Arzneimittel und Therapie

Nicht-steroidale Entzündungshemmer schwächen Wirkung

Nicht-steroidale Entzündungshemmer entfalten wie die selektiven Serotonin-Wiederaufnahmehemmer (SSRI) ihre Wirkung zumindest teilweise über eine Regulation des Zytokin-Stoffwechsels. Andererseits können auch bei Patienten mit einer Depression erhöhte Konzentrationen der beiden Zytokine TNF α oder INF γ im Serum nachgewiesen werden. US-amerikanische Wissenschaftler haben jetzt gezeigt, dass eine Komedikation von NSAID und Antidepressiva möglicherweise bedenklich ist, da die Entzündungshemmer die antidepressive Wirkung mindern können.

Der Anstieg proinflammatorischer Zytokine im Gehirn bei Patienten mit einer Depression ist nach der Zytokin-Hypothese ein Beleg für eine Entzündungsreaktion des Gehirns als grundlegende Ursache der Erkrankung. Ihre vermehrte Bildung wird durch innere oder äußere Stressoren ausgelöst.

Tierversuche und retrospektive Studie belegen Wechselwirkung

In einer jetzt veröffentlichten Studie des US-amerikanischen Nobelpreisträgers Paul Greengard führte die Applikation von Antidepressiva bei Mäusen zu einer Änderung des Verhaltens bei den Versuchstieren. Gleichzeitig kam es zu einer verminderten Freisetzung des Proteins p11. Diese erst vor wenigen Jahren entdeckte Markersubstanz ist für die Bereitstellung von Serotonin-Rezeptoren am synaptischen Spalt verantwortlich und könnte eine wichtige Rolle bei der Pathogenese der Depression spielen. Erhielten die Tiere jedoch gleichzeitig nicht-steroidale Entzündungshemmer wie Ibuprofen, Acetylsalicylsäure oder Naproxen, waren die nach der Antidepressiva-Gabe beobachteten Verhaltensauffälligkeiten deutlich geringer. Auch die p11-Freisetzung wurde reduziert. Durch die Medikation mit Antidepressiva waren die Konzentrationen bestimmter Zytokine (Tumor-Nekrose-Faktor alpha TNF α und Interferon gamma IFN γ) – im Gegensatz zu den Serumwerten – in den frontalen Hirnarealen erhöht. Auch dieser Effekt wurde durch eine gleichzeitige NSAID-Gabe inhibiert.
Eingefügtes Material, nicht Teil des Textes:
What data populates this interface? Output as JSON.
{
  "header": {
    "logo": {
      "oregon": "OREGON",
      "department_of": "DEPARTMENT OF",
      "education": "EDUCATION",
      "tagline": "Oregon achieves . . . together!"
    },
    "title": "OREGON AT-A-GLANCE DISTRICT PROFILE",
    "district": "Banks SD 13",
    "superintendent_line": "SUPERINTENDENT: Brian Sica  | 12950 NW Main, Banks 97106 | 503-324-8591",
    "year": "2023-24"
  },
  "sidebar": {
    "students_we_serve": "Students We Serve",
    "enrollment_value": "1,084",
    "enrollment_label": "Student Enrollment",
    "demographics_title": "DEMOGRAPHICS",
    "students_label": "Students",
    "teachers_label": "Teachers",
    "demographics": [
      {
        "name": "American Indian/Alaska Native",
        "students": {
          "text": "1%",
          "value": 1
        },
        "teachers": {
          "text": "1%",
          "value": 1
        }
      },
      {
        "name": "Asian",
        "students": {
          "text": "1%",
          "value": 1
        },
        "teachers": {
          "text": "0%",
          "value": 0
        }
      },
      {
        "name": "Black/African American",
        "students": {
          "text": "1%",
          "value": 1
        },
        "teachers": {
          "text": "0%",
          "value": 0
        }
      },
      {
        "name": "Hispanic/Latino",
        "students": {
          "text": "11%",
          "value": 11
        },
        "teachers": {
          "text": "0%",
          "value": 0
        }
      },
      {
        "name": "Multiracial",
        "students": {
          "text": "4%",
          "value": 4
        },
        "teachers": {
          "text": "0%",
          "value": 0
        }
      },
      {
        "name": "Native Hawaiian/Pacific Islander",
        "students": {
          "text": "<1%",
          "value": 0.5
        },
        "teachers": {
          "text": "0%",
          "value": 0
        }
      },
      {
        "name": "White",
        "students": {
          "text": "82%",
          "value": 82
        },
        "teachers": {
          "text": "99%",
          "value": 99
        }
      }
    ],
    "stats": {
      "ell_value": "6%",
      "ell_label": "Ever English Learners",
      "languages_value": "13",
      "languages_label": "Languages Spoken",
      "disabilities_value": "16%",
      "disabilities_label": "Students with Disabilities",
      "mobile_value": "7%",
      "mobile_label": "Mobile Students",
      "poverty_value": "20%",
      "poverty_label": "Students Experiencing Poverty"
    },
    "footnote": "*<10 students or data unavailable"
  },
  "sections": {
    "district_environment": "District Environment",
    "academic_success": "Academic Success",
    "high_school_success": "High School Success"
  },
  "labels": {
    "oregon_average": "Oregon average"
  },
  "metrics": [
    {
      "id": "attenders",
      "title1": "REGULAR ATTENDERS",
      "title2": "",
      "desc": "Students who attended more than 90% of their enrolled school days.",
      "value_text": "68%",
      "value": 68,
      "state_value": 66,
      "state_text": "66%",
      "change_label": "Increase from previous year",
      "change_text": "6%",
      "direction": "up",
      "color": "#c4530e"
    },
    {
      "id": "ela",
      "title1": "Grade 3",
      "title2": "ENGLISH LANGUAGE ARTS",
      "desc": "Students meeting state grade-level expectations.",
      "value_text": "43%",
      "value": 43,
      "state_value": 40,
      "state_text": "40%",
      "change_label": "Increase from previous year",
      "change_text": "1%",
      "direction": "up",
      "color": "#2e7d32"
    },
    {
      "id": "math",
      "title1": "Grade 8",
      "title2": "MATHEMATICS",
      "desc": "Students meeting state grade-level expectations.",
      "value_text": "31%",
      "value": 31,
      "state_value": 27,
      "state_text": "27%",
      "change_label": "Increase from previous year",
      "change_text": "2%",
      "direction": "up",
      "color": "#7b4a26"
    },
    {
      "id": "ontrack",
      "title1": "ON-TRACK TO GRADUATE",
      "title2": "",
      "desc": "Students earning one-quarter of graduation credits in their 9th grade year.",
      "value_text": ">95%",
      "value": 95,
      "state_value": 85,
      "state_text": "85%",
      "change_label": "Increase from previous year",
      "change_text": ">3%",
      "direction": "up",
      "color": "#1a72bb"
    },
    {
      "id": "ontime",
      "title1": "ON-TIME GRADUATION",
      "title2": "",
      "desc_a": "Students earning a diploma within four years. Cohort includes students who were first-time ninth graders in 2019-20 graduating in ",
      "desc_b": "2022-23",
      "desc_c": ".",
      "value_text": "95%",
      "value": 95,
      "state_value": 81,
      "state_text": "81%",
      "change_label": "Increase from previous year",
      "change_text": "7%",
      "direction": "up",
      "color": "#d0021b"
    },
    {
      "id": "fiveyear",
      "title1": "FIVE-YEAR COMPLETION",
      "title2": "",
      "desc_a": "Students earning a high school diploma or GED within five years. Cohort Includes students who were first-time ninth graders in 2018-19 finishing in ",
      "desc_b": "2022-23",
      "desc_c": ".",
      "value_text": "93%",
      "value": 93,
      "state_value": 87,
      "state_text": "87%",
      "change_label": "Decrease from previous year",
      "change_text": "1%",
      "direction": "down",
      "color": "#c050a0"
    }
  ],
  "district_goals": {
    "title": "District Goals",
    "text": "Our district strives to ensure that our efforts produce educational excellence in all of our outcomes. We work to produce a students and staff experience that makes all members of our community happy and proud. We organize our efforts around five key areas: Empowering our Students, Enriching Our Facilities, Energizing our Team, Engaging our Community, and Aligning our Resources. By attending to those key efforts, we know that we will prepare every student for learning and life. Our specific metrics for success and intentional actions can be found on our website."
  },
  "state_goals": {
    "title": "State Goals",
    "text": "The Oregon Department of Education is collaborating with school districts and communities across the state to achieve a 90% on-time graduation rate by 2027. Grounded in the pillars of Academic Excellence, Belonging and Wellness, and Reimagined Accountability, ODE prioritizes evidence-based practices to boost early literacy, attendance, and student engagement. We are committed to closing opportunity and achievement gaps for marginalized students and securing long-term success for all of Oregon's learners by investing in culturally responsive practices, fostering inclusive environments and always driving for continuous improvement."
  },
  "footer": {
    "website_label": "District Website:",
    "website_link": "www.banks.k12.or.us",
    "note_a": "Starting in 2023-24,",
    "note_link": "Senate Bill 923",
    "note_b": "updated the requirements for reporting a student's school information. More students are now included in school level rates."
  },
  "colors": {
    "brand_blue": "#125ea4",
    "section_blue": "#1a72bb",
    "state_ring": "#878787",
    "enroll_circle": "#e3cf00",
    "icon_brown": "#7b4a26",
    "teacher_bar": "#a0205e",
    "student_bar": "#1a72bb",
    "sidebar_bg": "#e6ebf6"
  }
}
Eine nachfolgende retrospektive Analyse klinischer Daten von an einer Depression erkrankten Patienten aus der STAR*D (National Institute of Mental Health: Sequenced Treatment Alternatives to Relieve Depression (STAR*D)-Studie, die die Wirkung unterschiedlicher Antidepressiva zum Gegenstand hatte, zeigte eine Senkung der Remissionsrate von 54 auf 40% bei einer Komedikation von Antidepressiva mit NSAID.

Auch wenn die Kritik, eine mögliche Wechselwirkung beider Medikamentengruppen müsse letztlich in einer prospektiven Studie untersucht werden, sicherlich berechtigt ist, so werden die Ergebnisse die Diskussionen um die umstrittene "Zytokin-Hypothese" beflügeln und weitere Untersuchungen folgen lassen. Auch wären Therapiestudien zur Linderung depressiver Symptome mit TNF-Blockern interessant. Da gerade ältere Patienten häufig eine Komedikation von nicht-steroidalen Entzündungshemmern und Antidepressiva erhalten, sollten – so die Autoren – Ärzte den therapeutischen Nutzen der NSAID gegen eine mögliche Minderung der Wirkung von Antidepressiva durch diese Präparate sorgfältig abwägen.


Quelle

Warner-Schmidta, J.L.; et al.: Antidepressant effects of selective serotonin reuptake inhibitors (SSRIs) are attenuated by antiinflammatory drugs in mice and humans. Proc. Natl. Acad. Sci. 2011; doi: 10.1073/pnas.1104836108 vom 25. April 2011.

www.aerzteblatt.de: NSAID vermindert Wirkung von Antidepressiva. Mitteilung vom 26. April 2011.